Icing made from honey and sugar. Yes, only honey and sugar. As I told a dubious onlooker, "Because clearly honey isn't sweet enough on its own, of course."

(It was worth it, though.)

The overall done deal. And no, the sprinkles weren't my idea (although I'm sure I would have thought of it eventually). They're supposed to have sprinkles on them.

They're also supposed to be shaped into a pyramid and left to cool for about two hours after the icing has been poured on, but there was no way that was happening. We dug in immediately, and it was sooooo worth it. Warm struffoli. Mm-mm-mmmm.

Monday, May 2, 2011

Syros, Greece

This is the view of Syros, Greece as the ferry came into the bay. The main town is relatively small and I was only there for about eight hours or so, in between ferries to Naxos.

Syros' main square.

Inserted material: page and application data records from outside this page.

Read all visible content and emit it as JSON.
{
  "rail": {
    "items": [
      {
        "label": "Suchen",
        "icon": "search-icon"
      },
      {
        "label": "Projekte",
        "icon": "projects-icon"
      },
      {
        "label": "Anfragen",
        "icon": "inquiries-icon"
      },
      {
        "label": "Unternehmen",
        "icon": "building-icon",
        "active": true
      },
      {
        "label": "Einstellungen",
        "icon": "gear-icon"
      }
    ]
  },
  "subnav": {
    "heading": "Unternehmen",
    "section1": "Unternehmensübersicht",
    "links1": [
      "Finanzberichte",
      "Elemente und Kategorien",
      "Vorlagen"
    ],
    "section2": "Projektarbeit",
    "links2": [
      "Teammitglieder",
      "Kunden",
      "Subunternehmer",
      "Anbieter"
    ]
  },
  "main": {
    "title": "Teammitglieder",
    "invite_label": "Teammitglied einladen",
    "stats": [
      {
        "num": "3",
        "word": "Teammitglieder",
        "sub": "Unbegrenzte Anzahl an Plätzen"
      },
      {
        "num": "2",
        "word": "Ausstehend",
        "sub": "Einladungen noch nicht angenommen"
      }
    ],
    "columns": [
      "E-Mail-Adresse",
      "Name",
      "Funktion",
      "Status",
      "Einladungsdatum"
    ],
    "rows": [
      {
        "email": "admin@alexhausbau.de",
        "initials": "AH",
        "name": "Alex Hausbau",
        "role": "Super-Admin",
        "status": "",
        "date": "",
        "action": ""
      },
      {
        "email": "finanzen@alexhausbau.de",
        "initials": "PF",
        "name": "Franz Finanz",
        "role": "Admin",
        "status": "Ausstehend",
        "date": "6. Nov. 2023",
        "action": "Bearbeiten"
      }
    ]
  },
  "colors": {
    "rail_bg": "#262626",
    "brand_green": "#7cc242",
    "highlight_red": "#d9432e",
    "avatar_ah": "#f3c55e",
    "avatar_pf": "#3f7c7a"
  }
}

I ended up having lunch at a charming little place run by an Australian woman who'd moved to Greece twenty years before (to marry her Greek sweetheart). She was absolutely kind to me--no discounts on the food, but let me leave my extra bag in her restaurant while I went sightseeing. And then, when I came back at dusk and still had about three hours before my ferry was due, she let me hang out at a table without asking me to order anything. And she gave me a small bit of food to tide me over when the ferry finally did come.